Monday 2 June 2014

Bright-line Rules

As I have been seeking to set ground rules for myself, I read a fantastic blog post from Gretchen Rubin of "The Happiness Project," this post detailed the legal jargon of a bright-line rule as "a clearly defined rule or standard that eliminates any need for interpretation or decision-making; for example...never buying bottled water." More than this concept of bright line rules, however, was the more pithy statement she made in the next paragraph that:

"HABITS ELIMINATE DECISION MAKING."

I knew this to be true, I'd written about it before, only without this sense of clarity or brevity. So often we forget, we break the good habits and maintain the bad, out of a sense of being in a comfort zone perhaps, or not wanting to leave it? I know I have many bad habits and too few good, but with this old and new revelation...

I turn over another leaf.

I HATE MAKING DECISIONS! I am terrible at it, I dither, I dawdle and I try to get others to make decisions for me. In an effort to avoid so many decisions, I can now seek instead to build good habits, and break the bad ones while I'm about it.

Stay tuned...

On a lighter note, in the sitcom "The Big Bang Theory," the character Sheldon, tries a form of decision-avoidance to free up his thinking by rolling dice to make his menu choices etc. Needless to say this one-size-fits-all approach backfired somewhat, as he wished for hamburgers and soda not what the dice decreed, but the concept is valid.
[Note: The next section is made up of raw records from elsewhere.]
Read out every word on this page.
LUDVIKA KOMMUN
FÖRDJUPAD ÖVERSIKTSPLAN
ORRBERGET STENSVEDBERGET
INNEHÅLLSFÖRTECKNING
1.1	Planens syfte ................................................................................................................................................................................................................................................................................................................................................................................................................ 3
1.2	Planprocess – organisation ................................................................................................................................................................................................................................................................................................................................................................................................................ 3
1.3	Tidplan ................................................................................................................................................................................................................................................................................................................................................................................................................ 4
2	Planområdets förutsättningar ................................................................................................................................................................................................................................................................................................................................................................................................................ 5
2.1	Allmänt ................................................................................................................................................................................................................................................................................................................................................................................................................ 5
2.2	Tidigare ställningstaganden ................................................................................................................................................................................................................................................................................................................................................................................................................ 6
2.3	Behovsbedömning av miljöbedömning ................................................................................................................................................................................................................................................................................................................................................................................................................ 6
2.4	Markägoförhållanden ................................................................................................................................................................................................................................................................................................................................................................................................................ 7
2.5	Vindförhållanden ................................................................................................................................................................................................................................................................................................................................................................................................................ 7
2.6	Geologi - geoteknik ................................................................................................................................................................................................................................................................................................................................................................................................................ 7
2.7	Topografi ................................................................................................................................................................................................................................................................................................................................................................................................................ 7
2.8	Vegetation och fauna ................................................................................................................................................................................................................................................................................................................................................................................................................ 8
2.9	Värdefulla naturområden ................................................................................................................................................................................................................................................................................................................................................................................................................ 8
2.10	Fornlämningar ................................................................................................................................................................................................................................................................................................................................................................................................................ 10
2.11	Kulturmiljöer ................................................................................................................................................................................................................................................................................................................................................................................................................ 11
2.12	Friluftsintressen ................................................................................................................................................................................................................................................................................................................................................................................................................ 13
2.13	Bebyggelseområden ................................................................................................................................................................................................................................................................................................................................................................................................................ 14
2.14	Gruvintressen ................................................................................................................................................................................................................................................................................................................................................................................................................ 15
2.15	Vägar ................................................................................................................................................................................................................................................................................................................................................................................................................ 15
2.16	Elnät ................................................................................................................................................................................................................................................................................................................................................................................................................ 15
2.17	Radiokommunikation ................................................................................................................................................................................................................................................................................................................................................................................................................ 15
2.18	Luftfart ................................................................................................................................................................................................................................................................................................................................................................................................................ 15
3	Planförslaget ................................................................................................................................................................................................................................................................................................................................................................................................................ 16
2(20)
As an aside, I did once read of someone who made the "bright-line rule" that they would order whatever was listed second on the menu (so long as it was something they could eat, or else they would continue to the next appropriate meal). Extreme, perhaps, but if menu options left you in a tizzy each and every time, then making this once-and-for-all choice could be construed as extremely liberating.

What decisions could you simplify with a bright-line rule? What habits could you add to your life to eliminate a decision or two? What are your bright-line rules?